Le maître feng shui posa ses deux mains sur le ventre de la femme et appuya fortement. La salive coulait abondamment de sa bouche. Une demi-journée passa sans que la femme ne se réveille, mais son ventre, gonflé, avait dégonflé.

« Ça suffit. Je pense qu'il faut passer à la deuxième étape des premiers secours

: la respiration artificielle. Je ne cherche pas à profiter de vous

; j'essaie de vous sauver », dit Feng Shui en regardant la jeune femme qui s'était étouffée et avait perdu connaissance.

Feng Shui prit une profonde inspiration et embrassa les lèvres pleines mais serrées de la jeune femme, mais constata qu'il ne pouvait lui transmettre son souffle. Il tendit alors la main et pinça sa joue, forçant ses lèvres à s'ouvrir, et lui transmit ainsi son souffle de force.

Lors de la transmission d'énergie de bouche à bouche, Feng Shui n'a perçu aucune faible énergie bleu-violette entrant dans la bouche de la femme depuis la sienne, et ne l'a pas remarqué lui-même.

Soudain, la femme trembla. Feng Shui comprit que sa respiration artificielle avait fonctionné ; il cessa donc de respirer sur elle et s'assit pour observer sa réaction.

La femme toussa violemment à plusieurs reprises, crachant un peu d'eau, puis se réveilla progressivement.

«

Salut, tu es réveillé. Fais attention la prochaine fois, ne va plus te baigner aussi tard. Il n'y aura personne d'autre comme moi pour te sauver.

» dit Feng Shui d'un ton grave et solennel.

Mais la femme, les yeux embués de larmes et les lèvres empreintes de tristesse, se jeta soudain dans les bras de Feng Shui et éclata en sanglots. Surpris, Feng Shui ne sut que faire.

« Ne pleure plus, tout va bien maintenant. Rentre vite à la maison, sinon tu vas attraper froid », dit Feng Shui, impuissant, en regardant la jeune femme dans ses bras.

"Waaaaah, waaaah, waaaah... J'ai le cœur brisé, waaaah, waaaah..." sanglotait la jeune femme dans les bras du Feng Shui.

«

Le chagrin d'amour est inévitable.
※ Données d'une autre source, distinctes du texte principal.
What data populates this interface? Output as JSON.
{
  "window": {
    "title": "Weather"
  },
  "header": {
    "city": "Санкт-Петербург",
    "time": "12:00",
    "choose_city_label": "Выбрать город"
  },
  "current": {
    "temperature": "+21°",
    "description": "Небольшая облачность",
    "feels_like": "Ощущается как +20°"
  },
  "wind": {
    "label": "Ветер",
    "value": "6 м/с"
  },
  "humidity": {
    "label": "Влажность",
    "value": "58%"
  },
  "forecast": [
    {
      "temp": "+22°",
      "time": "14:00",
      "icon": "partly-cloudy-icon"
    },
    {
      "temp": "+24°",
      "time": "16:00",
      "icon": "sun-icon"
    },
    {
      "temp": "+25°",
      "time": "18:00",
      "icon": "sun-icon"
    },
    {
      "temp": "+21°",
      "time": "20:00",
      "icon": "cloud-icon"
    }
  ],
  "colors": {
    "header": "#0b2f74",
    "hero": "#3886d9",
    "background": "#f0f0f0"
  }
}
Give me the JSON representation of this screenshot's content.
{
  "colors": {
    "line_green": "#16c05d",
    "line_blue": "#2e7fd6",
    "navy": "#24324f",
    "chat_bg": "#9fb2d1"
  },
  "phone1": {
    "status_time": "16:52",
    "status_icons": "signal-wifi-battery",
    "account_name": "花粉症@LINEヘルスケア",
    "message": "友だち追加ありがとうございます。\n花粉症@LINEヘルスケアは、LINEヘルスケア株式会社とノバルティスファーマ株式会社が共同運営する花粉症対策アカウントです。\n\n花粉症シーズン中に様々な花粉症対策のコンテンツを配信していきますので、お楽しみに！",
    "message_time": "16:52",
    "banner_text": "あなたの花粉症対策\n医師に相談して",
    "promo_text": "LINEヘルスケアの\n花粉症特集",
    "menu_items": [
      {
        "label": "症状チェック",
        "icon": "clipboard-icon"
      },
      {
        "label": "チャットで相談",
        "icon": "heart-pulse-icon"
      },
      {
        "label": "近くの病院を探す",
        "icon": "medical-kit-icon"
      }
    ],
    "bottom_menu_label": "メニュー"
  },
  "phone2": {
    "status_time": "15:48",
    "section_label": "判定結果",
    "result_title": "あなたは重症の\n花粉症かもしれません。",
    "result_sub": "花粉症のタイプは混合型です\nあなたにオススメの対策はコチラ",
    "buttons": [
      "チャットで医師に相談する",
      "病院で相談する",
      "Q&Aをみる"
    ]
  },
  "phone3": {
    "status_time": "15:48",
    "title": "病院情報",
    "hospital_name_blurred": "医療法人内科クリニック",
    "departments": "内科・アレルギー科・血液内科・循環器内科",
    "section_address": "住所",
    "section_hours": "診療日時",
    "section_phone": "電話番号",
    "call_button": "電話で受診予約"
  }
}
Tout le monde y est confronté dans la vie. Une fois qu'on l'a vécu, on mûrit naturellement. Ne sois pas naïve, rentre chez toi, repose-toi, et demain tu te réveilleras avec un avenir plein d'espoir.

» Feng Shui tapota l'épaule de la femme qu'il tenait dans ses bras et dit cela avec beaucoup de galanterie.

« Ouah, ouah, ouah… ! » Les sanglots de la jeune femme s’apaisèrent peu à peu. Elle releva la tête des bras de Feng Shui et le regarda avec des yeux embués de larmes, la voix encore tremblante de sanglots.